在我國現行法律法規體系中沒有“民間借貸”這一概念,國內學術界對其仍沒有形成統一規范的認識,民間借貸也被稱為民間金融、地下金融、灰色金融、體制外金融、隱形金融、場外金融、非正規金融,等等。民間借貸是相對于國家正規金融而言的,它泛指在國家依法批準設立的金融機構以外的發生在自然人、法人及其他組織等經濟主體之間的資金借貸行為和活動。民間借貸是社會經濟發展到一定時期和階段的產物,企業、家庭和居民個人財富逐步增加并積累到一定程度、產業資本向金融資本轉化的欲望驅于強烈、正規金融機構不能完全滿足社會經濟發展企業對資金的需求等多種因素相互博弈綜合作用的結果,帶有一定的合理性與必然性。中國人民銀行曾發文表示,我國境內民間借貸的存在具有制度層面的合法性與合理性。我國的《合同法》與《民法通則》等相關法律法規也為民間借貸行為的合法存在與發展構筑了制度層面的環境和法律方面的基礎。
2.1 參與借貸的機構和個人廣泛,數量龐大。

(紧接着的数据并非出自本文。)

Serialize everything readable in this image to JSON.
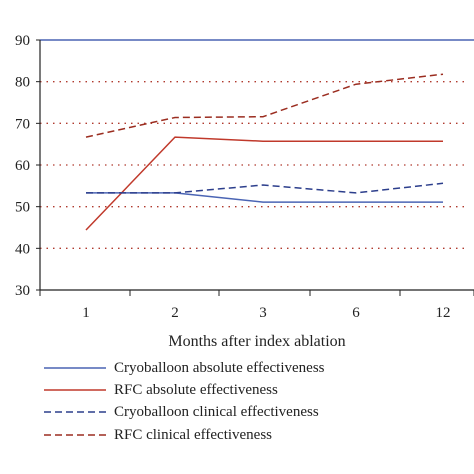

據2008年中國人民銀行鄂爾多斯中心支行采用調查問卷形式進行的民間借貸狀況調查分析,當地約有近三分之二的人參與過民間借貸活動或有過民間借貸行為,進一步分析后還發現,當地的民間借貸資金的使用方向正在發生變化,由原來的消費型借貸為主逐漸朝著消費型借貸與投資型借貸并重的方向轉變。據鄂爾多斯市金融辦公室相關負責人的介紹,實際從事民間借貸業務活動但并未辦理工商注冊登記手續的各類地下機構及個人,數量無法準確統計,合規的民間借貸中介在鄂爾多斯地區民間半隱蔽金融中僅僅是一小部分,又由于存在監管部門之間的分割問題,對于這數量眾多的民間借貸中介機構要實施有效的監管非常困難。而且,這些民間借貸中介吸收放貸資金和發放貸款一般都是在熟人之間私底下隱蔽進行,各級各類監管部門難以核查和落實其借貸行為事實,更無法對其實施監管。
2.2 借貸總量逐年增長,規模龐大,行業分布較為集中。據統計分析推斷,2009年全年鄂爾多斯地區全部各類投資資金總額大約達到了5000多億元人民幣,其中來自于民間借貸的資金約占60%。鄂爾多斯市統計局的經濟普查數據資料顯示,2010年的1月到10月間,當地民間資本約完成了1000多億元人民幣的投資額,與2009年同期相比增長了近五分之一,民間投資的范圍涉足統計行業分類中的19個大行業,58個小行業[2]。另據經濟學家馬光遠的統計調查結果顯示,鄂爾多斯市所有的房地產開發項目中,其建設資金來源中約有80%來源于當地活躍的民間借貸市場,而非源于銀行信貸。從借貸資金流向的行業分布來看,鄂爾多斯的企業民間借貸資金的大部分集中在了電力行業、房地產項目開發、煤礦開采以及工業制造等行業,截至2010年6月底,在當地所有的房地產開發項目中,超過三分之二的投資資金來源于當地的民間借貸市場。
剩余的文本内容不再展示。